Go deeper: Ruy Teixeira, an elections analyst at the American Enterprise Institute, flagged several key issues dragging down Democratic support with non-white working-class voters, based on recent polling.

  • Teixeira notes that the progressive worldview that racism is systemic in our society, rather than coming from individuals with racist views, is broadly unpopular among the non-white working class. He adds that debates over transgender rights also divide Democrats along class and educational lines.
  • Crime is another major factor: Working-class non-white voters feel the impact of crime in their communities most directly and favor more punitive policies than their left-wing counterparts.

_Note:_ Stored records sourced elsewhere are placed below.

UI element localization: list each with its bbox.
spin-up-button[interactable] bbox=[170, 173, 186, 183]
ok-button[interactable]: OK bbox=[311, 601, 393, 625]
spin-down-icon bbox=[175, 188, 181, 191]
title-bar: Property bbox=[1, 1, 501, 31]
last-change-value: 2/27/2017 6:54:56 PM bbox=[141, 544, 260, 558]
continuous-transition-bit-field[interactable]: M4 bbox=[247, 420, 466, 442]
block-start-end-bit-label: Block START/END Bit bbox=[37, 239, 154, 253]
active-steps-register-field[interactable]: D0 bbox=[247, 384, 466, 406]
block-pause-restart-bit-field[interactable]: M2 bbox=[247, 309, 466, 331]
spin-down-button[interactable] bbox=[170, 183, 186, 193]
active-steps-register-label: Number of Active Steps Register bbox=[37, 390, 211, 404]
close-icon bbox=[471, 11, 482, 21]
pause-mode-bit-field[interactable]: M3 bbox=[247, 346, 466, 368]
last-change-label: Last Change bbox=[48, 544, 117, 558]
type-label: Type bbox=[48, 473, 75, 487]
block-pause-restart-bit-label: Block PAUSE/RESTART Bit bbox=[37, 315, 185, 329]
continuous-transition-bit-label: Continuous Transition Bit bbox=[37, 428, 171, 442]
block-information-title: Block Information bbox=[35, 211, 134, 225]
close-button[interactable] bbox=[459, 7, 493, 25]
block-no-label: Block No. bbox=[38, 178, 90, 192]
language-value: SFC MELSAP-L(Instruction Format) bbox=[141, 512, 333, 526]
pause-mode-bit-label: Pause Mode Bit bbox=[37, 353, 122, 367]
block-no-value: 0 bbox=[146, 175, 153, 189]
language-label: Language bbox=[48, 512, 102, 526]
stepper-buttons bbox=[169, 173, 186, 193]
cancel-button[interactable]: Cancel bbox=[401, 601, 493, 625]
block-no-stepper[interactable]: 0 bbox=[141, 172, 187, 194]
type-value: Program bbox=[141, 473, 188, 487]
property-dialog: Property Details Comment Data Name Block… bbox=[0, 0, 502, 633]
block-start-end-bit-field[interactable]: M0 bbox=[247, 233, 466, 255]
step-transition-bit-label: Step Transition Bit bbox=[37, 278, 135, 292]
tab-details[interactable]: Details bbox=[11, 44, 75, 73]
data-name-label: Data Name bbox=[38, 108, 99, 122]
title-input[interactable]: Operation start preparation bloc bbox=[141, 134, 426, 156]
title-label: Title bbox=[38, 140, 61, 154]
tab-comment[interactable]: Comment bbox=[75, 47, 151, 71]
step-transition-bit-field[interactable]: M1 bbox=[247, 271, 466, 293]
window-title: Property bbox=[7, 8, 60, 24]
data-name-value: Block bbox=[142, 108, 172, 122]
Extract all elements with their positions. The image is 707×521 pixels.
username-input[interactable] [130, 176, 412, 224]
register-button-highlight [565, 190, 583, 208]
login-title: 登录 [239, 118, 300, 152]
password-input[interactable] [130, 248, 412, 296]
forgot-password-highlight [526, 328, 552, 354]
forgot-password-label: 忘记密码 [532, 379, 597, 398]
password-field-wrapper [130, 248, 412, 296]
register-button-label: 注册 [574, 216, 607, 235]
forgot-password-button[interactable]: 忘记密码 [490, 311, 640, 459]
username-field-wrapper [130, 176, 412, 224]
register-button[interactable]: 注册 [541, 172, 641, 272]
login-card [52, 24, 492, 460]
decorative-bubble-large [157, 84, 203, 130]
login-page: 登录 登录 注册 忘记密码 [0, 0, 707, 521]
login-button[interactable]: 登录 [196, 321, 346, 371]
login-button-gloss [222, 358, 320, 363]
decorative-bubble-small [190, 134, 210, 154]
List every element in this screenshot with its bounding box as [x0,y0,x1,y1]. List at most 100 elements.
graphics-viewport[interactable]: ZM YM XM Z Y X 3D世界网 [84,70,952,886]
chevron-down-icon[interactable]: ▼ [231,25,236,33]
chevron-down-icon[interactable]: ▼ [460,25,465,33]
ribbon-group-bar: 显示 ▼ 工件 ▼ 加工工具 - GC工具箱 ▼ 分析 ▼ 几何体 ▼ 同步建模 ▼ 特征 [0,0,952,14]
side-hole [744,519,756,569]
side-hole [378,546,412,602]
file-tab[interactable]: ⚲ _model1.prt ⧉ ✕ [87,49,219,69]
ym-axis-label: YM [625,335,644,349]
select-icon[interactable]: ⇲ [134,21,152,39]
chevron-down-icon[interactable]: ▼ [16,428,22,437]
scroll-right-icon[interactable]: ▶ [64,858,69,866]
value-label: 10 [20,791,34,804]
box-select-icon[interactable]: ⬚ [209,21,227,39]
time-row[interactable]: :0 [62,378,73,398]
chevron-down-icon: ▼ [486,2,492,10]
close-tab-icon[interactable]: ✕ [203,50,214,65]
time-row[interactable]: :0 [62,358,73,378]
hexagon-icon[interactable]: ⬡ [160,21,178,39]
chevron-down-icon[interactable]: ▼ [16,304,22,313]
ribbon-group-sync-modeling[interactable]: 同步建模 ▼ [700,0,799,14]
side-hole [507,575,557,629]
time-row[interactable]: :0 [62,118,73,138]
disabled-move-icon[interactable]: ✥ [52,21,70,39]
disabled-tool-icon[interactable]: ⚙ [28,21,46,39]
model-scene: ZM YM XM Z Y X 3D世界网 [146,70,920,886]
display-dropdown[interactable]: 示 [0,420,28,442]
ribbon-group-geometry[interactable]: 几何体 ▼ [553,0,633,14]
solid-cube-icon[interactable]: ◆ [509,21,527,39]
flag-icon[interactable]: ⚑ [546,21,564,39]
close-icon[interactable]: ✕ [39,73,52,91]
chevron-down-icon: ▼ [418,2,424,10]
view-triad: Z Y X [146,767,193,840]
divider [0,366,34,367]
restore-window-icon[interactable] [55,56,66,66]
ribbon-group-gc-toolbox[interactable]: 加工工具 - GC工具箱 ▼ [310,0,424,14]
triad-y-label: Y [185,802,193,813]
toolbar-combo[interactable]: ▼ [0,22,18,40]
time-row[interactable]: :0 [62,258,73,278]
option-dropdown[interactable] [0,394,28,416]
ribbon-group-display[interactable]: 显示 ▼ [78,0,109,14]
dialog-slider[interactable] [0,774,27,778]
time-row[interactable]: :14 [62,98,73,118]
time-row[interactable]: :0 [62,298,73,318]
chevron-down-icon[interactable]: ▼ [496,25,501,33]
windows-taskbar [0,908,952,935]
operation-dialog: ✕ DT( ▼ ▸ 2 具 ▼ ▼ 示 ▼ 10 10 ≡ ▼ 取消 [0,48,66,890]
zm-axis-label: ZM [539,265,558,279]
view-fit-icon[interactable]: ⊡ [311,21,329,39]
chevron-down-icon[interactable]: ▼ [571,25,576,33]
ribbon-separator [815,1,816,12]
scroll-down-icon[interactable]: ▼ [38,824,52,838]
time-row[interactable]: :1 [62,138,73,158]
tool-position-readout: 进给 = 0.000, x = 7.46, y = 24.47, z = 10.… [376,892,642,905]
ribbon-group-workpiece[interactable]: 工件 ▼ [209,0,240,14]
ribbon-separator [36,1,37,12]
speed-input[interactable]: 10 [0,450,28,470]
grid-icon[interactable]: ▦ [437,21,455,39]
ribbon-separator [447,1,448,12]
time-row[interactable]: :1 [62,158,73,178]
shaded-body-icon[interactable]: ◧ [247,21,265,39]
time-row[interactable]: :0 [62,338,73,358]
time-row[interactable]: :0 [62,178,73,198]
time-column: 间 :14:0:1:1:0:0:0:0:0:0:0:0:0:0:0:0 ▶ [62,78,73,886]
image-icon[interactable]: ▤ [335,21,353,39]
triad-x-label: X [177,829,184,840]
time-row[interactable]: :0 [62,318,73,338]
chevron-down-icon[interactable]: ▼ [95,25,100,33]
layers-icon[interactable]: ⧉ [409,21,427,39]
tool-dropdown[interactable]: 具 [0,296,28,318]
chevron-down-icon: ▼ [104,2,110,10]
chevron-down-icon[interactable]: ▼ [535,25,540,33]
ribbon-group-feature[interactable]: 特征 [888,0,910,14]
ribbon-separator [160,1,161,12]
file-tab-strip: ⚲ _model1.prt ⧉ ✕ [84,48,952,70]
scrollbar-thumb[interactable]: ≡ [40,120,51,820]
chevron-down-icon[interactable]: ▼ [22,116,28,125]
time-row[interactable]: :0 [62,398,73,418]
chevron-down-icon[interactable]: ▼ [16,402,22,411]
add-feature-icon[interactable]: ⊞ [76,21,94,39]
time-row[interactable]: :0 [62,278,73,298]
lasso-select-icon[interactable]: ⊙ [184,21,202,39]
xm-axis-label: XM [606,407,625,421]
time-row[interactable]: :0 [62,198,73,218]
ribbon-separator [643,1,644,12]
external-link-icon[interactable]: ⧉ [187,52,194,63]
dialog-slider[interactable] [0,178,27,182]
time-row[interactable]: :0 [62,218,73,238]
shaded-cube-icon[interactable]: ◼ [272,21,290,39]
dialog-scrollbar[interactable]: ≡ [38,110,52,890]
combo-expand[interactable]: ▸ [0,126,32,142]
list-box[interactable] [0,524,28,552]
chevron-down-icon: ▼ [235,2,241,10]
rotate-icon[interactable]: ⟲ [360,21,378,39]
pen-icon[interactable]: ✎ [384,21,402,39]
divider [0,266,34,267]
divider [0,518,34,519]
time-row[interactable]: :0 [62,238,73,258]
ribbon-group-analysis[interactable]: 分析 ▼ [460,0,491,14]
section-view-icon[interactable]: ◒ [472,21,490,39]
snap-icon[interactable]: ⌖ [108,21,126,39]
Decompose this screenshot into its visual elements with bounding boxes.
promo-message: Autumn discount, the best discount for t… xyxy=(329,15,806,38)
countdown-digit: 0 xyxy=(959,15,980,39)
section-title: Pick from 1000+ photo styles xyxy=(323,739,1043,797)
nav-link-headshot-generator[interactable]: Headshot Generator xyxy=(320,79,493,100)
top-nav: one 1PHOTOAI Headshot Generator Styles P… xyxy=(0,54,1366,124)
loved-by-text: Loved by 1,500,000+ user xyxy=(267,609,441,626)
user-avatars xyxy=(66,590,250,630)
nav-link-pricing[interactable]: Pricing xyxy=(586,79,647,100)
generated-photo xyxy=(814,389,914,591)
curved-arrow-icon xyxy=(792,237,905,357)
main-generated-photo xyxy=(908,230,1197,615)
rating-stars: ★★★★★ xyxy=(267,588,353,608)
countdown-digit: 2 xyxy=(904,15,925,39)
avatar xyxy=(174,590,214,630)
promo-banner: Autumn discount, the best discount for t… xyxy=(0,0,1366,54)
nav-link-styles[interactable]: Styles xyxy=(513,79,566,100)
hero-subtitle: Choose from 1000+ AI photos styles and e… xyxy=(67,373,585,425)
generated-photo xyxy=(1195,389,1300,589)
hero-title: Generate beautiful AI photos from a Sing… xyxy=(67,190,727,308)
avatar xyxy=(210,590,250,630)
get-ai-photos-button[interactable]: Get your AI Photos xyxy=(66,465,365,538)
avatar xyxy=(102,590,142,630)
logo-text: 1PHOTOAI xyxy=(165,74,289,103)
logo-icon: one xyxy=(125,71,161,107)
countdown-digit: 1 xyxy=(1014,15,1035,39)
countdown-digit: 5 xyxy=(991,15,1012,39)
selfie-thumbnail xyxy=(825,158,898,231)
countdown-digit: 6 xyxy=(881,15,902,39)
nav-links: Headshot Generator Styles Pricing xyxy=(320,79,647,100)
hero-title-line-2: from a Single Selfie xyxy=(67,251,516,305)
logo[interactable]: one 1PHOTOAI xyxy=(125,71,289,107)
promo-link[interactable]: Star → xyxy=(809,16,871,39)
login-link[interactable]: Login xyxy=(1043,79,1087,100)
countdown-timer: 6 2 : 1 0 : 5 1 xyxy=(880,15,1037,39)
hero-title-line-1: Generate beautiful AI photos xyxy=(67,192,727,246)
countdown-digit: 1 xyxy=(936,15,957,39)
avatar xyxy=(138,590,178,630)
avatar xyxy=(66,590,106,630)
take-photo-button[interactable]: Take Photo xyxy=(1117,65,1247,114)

  • Non-white working-class voters are not satisfied with the state of the economy, despite some clear signs of improvement. Opposition to Biden's environmental agenda — the view that Democrats are pushing the transition from fossil fuels to renewable energy too quickly — is a consistent theme with working-class voters of all backgrounds.
What they're saying: "In 2020, very few Democrats thought their support against the hated and presumably toxic Trump could possibly slip among nonwhite working-class voters. But it did. I wouldn't be so sure it couldn't happen again," Teixeira wrote.

  • "Possibly none of this will matter if Trump's third indictment makes a bigger dent in his standing than his first and second indictments did. But I would not count on it."
Reality check: Democrats held many of these same vulnerabilities heading into the 2022 midterms yet overperformed expectations last year.

  • One of the party's biggest concerns in 2022 was a feared further slippage of support among Hispanics. Yet Democrats managed to win 62% of the Hispanic vote, according to a Catalist analysis, the same share of the vote Biden received in 2020.
The bottom line: The fact that Biden's political fortunes aren't improving with a healthier economy is a sign that social and cultural issues still matter a lot in our politics.